Block Copolymer−Ceramic Hybrid Materials from Organically Modified Ceramic Precursors

Abstract

The study of amphiphilic polymer based functional organic−inorganic hybrid materials is an emerging research area offering enormous scientific and technological promise. Here, we show that employing poly(isoprene-block-ethylene oxide) block copolymers (PI-b-PEO) and a silicon precursor, which contains a polymerizable organic moiety, unprecedented morphology control on the nanoscale is obtained. This control is based on a unique polymer−ceramic interface, which is characterized using a multi-nuclei solid-state NMR approach. The results show that the hydrophilic parts of the polymer are completely integrated into the ceramic phase, thereby leading to a quasi “two-phase system”, allowing for a more rational hybrid morphology design based on the current understanding of the phase behavior of block copolymers and copolymer−homopolymer mixtures.
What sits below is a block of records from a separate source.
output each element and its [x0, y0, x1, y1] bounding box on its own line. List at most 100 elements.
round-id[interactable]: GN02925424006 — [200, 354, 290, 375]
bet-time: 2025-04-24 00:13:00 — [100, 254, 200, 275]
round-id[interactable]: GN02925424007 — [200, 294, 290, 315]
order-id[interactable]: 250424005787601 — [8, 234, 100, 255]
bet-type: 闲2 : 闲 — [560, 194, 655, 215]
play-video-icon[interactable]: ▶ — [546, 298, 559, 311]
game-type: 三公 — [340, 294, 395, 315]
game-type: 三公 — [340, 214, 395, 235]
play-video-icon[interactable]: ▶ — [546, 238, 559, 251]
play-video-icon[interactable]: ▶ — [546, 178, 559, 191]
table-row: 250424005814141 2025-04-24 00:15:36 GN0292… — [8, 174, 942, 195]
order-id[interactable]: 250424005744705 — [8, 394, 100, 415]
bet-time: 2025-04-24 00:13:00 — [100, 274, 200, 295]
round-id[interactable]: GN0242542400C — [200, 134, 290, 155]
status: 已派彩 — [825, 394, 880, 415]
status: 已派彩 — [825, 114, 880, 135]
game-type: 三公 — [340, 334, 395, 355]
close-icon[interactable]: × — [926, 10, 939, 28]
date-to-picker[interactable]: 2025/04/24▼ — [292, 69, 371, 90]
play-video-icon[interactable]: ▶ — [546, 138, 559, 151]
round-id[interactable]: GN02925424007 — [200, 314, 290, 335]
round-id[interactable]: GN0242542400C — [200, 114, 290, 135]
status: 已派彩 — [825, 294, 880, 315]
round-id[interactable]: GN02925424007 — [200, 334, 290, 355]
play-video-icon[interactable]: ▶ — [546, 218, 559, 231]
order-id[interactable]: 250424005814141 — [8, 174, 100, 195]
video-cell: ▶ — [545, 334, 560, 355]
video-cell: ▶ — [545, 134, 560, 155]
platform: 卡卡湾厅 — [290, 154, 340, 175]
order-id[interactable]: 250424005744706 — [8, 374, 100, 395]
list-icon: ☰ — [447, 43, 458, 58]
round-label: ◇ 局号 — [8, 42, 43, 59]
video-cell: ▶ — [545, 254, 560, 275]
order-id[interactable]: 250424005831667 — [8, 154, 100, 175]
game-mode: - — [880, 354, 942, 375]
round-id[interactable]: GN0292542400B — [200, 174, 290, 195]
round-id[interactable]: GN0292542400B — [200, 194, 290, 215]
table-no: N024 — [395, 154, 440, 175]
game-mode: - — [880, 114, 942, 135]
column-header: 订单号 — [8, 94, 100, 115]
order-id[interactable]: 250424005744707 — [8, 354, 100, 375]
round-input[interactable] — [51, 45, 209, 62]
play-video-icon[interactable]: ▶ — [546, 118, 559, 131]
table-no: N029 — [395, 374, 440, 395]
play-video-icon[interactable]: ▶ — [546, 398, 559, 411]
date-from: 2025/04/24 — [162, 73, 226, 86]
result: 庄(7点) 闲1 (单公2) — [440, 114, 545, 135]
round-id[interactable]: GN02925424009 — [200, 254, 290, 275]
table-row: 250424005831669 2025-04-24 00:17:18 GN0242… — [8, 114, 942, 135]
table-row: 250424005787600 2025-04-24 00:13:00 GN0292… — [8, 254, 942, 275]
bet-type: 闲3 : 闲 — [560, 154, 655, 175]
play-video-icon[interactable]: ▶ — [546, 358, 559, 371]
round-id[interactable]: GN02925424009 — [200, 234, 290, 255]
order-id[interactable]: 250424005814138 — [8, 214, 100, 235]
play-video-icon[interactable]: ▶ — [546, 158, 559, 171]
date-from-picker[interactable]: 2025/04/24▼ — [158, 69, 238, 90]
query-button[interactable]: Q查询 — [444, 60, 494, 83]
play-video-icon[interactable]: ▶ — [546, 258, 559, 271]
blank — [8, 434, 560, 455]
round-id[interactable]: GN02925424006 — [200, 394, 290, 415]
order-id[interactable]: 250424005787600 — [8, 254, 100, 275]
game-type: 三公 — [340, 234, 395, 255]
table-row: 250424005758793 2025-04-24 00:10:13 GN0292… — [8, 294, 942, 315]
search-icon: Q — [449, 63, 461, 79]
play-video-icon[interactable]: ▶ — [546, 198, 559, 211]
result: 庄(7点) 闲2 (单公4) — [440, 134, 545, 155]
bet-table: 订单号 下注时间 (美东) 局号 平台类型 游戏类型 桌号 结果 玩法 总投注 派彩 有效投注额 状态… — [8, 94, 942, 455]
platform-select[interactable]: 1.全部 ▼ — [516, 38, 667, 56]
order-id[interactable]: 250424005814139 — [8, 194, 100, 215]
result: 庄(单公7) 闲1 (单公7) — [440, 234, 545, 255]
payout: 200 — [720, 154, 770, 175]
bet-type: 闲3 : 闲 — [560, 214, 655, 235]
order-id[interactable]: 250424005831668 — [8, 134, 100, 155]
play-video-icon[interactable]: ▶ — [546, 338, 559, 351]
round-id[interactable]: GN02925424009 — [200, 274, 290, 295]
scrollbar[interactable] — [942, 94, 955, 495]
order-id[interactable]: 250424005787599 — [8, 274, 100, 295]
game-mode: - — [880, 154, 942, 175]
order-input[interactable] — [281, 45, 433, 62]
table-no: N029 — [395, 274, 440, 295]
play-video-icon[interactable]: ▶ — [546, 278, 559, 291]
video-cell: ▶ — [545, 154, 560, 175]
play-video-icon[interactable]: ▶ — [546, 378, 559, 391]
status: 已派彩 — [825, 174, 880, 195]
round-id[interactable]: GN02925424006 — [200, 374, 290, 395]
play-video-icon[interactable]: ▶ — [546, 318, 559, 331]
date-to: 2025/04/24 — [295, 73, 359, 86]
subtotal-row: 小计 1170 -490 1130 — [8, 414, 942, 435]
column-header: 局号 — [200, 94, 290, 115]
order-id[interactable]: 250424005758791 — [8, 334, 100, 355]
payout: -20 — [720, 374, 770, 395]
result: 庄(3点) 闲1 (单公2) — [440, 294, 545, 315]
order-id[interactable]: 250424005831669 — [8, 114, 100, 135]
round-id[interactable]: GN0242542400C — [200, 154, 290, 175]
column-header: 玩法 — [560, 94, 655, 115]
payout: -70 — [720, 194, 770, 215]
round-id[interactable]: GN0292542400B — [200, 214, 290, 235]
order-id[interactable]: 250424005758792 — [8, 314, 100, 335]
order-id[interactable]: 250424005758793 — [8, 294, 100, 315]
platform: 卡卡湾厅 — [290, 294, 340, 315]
Examination of the full phase space of the hybrid materials reveals the existence of a new bicontinuous cubic structure that was not known to exist in polymer systems. SAXS and TEM data of this structure are consistent with a so-called “Plumber's nightmare” morphology. Selective solvent swelling of the hydrophobic parts of the hybrids leads to isolated nano-objects of different shapes, sizes, and compositions, while heat treatment generates mesoporous ceramic materials in which the mesostructure of the precursor material is preserved. Potential applications of these materials ranging from nanobiotechnology to catalysis are discussed.